Борис осторожно раздевается, вешает на плечики новый костюм.

— Ну, как моя речуга?

За небрежным тоном Тоня различает ожидание похвалы.

— Железно, — отвечает она. — Но…

— Что «но»?

— У тебя как-то неудачно получилось, что ты попал в одну компанию с Ньютоном и Ломоносовым.

— Разве? Я и не заметил.

Тоня ждет, что он спросит, как у нее прошли уроки, но он не спрашивает. Он чем-то озабочен.

— Борис, — спрашивает Тоня, — что ты решил с Копыловым?

— С каким Копыловым?

— Которому ты сказал: «Иди в класс».

— Ах, с этим… Да не знаю. Чего он тебе дался?

— Мне его просто жалко.

— Хочешь, чтобы он учился? Ну, пусть учится. О чем речь? Слушай, Тоня, сколько у нас осталось денег?

— Рублей семь.

— Только-то? Надо еще где-то достать. Завтра я уезжаю в ОблОНО.

— Надолго?

— Не знаю. Буду добиваться денег на строительство. Нужен спортзал, мастерские, настоящий физкабинет, — Борис раскрывает блокнот. — Вот смотри. Здесь, с северной стороны, мы сделаем пристройку. В первом этаже можно будет расположить спортзал. Во втором — мастерскую и физический кабинет… Но где же все-таки достать денег? Хотел купить кое-что.

— Может быть, займем у Хмелева? — предлагает Тоня.

— Не хотелось бы у него, — хмурится Борис.

Весь вечер Тоня собирает мужа в дорогу. Выдвинула из-под раскладушки чемодан, протерла его влажной тряпкой. Купила кое-что из продуктов. Выгладила белье, носовые платки. Ее руки с удовольствием касаются его вещей. Эти вещи особенные, потому что они принадлежат ему. Ей не хочется, чтобы он уезжал, но она старается этого не показать. С тех пор, как они живут вместе, они еще не расставались.

Удивительно устроена жизнь. Совсем недавно он был чужим, а теперь невозможно представить, как она будет без него эти несколько дней.

Ночью она не спит, чтобы разбудить его вовремя. Пароход уходит в пять утра. Полпятого она будит его. Они идут на пристань. На реке холодно и ветрено. Мимо медленно проходит буксир с зажженными бортовыми огнями. Он что-то тяжело тащит против течения. Искры из трубы летят над водой.

Борис и Тоня прячутся от ветра на корме дебаркадера. Здесь затишье.

— Может быть, я задержусь — ты не тревожься. Не уеду, пока не добьюсь своего.

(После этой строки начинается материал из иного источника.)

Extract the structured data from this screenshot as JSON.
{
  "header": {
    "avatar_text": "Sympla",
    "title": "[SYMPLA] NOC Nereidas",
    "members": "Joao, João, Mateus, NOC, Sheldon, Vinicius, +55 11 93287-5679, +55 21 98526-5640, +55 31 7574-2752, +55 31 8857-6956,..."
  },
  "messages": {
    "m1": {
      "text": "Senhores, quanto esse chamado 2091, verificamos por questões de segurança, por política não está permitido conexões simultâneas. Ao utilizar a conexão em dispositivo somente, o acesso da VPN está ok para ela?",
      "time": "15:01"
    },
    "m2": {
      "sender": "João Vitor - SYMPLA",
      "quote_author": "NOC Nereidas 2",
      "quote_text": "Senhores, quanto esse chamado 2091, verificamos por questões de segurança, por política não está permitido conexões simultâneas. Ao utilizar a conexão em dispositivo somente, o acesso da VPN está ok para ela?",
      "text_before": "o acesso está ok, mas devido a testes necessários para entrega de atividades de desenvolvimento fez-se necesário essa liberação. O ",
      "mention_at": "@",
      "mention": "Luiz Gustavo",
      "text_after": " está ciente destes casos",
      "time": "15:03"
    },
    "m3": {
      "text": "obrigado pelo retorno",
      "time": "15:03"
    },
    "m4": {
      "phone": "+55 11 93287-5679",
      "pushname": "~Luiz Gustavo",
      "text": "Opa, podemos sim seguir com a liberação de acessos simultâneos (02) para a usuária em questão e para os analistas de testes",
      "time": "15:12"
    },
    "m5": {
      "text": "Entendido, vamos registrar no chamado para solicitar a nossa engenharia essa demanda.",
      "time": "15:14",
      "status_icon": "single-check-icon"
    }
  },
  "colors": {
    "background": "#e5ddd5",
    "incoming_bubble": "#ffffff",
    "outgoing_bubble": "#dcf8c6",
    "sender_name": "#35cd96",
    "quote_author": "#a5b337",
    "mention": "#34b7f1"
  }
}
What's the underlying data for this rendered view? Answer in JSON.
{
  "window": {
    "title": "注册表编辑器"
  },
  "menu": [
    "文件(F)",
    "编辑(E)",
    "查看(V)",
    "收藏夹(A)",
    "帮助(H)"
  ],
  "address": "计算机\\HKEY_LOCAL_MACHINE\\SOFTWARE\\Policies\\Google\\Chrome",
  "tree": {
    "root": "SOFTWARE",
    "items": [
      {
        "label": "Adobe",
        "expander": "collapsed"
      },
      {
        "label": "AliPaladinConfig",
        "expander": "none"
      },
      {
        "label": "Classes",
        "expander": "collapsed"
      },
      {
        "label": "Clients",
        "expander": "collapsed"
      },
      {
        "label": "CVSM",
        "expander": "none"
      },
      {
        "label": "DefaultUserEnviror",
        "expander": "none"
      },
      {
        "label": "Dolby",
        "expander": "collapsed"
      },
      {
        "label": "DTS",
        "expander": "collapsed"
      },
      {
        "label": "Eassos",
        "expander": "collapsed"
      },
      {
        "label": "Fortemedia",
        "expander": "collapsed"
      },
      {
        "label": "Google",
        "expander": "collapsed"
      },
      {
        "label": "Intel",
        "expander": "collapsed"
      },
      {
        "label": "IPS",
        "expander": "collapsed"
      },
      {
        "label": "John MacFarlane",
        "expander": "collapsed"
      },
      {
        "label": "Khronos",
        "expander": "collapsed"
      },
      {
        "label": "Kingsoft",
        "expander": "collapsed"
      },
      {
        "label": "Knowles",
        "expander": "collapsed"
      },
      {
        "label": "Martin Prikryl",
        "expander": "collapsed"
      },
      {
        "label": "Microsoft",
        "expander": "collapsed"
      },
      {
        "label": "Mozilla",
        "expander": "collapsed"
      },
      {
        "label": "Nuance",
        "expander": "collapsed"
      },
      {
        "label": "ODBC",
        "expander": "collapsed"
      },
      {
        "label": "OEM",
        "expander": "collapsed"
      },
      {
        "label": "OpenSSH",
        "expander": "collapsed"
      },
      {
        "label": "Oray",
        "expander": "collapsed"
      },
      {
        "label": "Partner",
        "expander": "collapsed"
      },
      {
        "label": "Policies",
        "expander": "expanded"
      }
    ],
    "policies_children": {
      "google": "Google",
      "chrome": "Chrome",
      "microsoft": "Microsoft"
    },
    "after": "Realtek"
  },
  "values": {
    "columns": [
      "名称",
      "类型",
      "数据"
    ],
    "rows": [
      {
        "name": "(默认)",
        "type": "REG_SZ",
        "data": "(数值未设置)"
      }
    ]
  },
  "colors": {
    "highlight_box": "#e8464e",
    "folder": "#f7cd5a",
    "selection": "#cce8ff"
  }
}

«Конечно, добьется, — думает Тоня. — Он настойчивый». Она смотрит вдаль, где виднеются неясные контуры другого берега. Черное проступает сквозь голубое.

— Светает?

— Нет еще. Рано.

— О чем ты думаешь? — спрашивает Борис.

— О той телеграмме, — говорит Тоня. — Ты не можешь сказать?

— Могу. И скажу. Обязательно. Но не сейчас, не перед отъездом, — он заглядывает ей в лицо. — Ну, не надо так хмуриться! — он разглаживает указательным пальцем две морщинки у нее на переносице. — Слышишь? Не надо. И не думай ни о чем. — От него пахнет резиной плаща и табаком. — Ты замерзла или не любишь меня. У тебя совсем холодные губы.

— Люблю, — говорит Тоня невесело. — И вздрагивает. Над рекой несется гудок парохода.